Officials at the European Union (EU) have declared that, if the US does indeed withdraw from the Paris agreement in 2020, then there will be no future trade deals between the two blocs.
As reported by Climate Home News, France’s Foreign Minister, Jean-Baptiste Lemoyne, told the French Parliament that “one of our main demands is that any country who signs a trade agreement with [the] EU should implement the Paris agreement on the ground.
“No Paris agreement, no trade agreement,” he added. “The US knows what to expect.”
The use of the word "implementation" here suggests that the trading partners need to not have just signed, but ratified the Paris agreement. That means that it wouldn't just be the US that's excluded, but 23 other countries, including Russia.
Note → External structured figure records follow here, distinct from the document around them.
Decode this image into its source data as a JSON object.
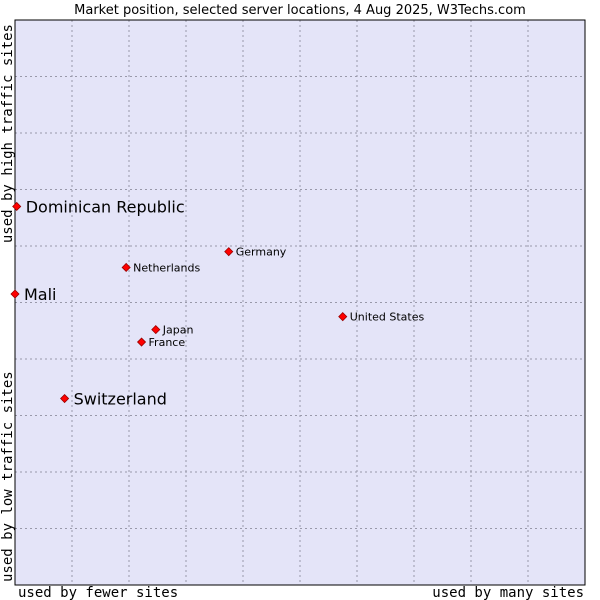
{
  "chart_data": {
    "type": "scatter",
    "title": "Market position, selected server locations, 4 Aug 2025, W3Techs.com",
    "xlabel_left": "used by fewer sites",
    "xlabel_right": "used by many sites",
    "ylabel_top": "used by high traffic sites",
    "ylabel_bottom": "used by low traffic sites",
    "xlim": [
      0,
      100
    ],
    "ylim": [
      0,
      100
    ],
    "grid": true,
    "colors": {
      "plot_bg": "#e4e4f8",
      "grid": "#9999aa",
      "border": "#000000",
      "point": "#ff0000",
      "point_edge": "#990000"
    },
    "points": [
      {
        "label": "Dominican Republic",
        "x": 0.3,
        "y": 67,
        "size": "large"
      },
      {
        "label": "Mali",
        "x": 0,
        "y": 51.5,
        "size": "large"
      },
      {
        "label": "Switzerland",
        "x": 8.7,
        "y": 33,
        "size": "large"
      },
      {
        "label": "Germany",
        "x": 37.5,
        "y": 59,
        "size": "small"
      },
      {
        "label": "Netherlands",
        "x": 19.5,
        "y": 56.2,
        "size": "small"
      },
      {
        "label": "United States",
        "x": 57.5,
        "y": 47.5,
        "size": "small"
      },
      {
        "label": "Japan",
        "x": 24.7,
        "y": 45.2,
        "size": "small"
      },
      {
        "label": "France",
        "x": 22.2,
        "y": 43,
        "size": "small"
      }
    ]
  }
}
The US, however, is clearly the target of this proposal.
Responding to a request to comment about this on Twitter, Anna Cecilia Malmström, the European Commissioner for Trade, supported this call.
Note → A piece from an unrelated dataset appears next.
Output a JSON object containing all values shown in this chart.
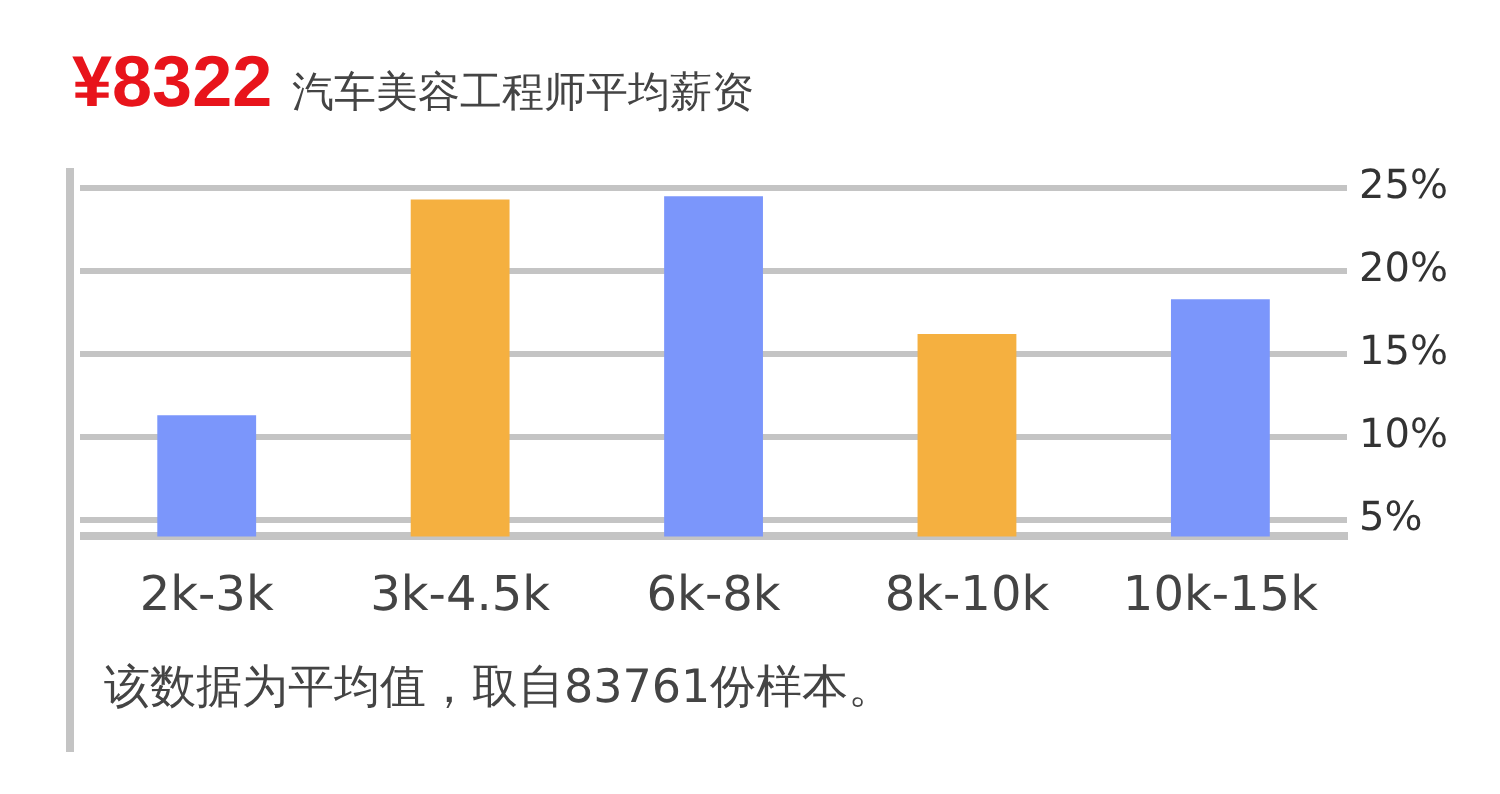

It’s likely that the comments have come in response to US Commerce Secretary Wilbur Ross’ recent suggestions that the US is happy to talk with the EU with regards to the Transatlantic Trade and Investment Partnership, a proposed free trade agreement.
“Business leaders and diplomatic experts warned the Trump administration that undermining the Paris agreement would result in a loss of US credibility and influence,” Sierra Club Global Climate Policy Director John Coequyt said in an emailed statement.
“We now see that they were correct.”
This is hard to deny. The overall aim of the Paris accords is to save the planet from climate change nightmares, of course – but regardless of how successful that turns out to be, one undeniable side effect of the agreement is that America, or at least the federal government, is losing political influence on the world stage by being the only country on Earth to reject it.
Immediately after the infamous Rose Garden announcement, much of the US fell into the company of countries aiming to take mitigating action on climate change. States, cities, and businesses quickly set up pro-Paris alliances and threw their lot in with the EU – particularly Germany and France – as well as China, all of whom have an interest, both environmental and political, in decarbonization.
At the same time, France is successfully poaching America’s climatologists, while promising to fund climate change programs at the UN that the US has abandoned. As the White House abdicates responsibility, the EU is beginning to step up to the plate.
This trend looks set to continue for some time. Science is being so thoroughly undermined in the US that the White House has become both a pariah and a laughing stock in the international community. The lack of adherence to science, climate-based or otherwise, even contributed to setting the symbolic Doomsday Clock to two minutes to midnight a few weeks back.
Trade barriers are another measure in this regard. It’s not the first time France has mooted such an idea, though. Back in 2016, the former French president Nicolas Sarkozy – who was running for office again at the time – suggested the country could place a carbon tax on goods imported from the US.
Significantly, the Canadian government has also implied that climate change mitigation features in any future renegotiation of the North American Free Trade Agreement, or NAFTA.
Yes, all of these proposals are hypothetical for now. At this stage, this is a way for wealthy trading blocs to protest Trump’s actions in a way that he might understand: using money, the economy, and trade.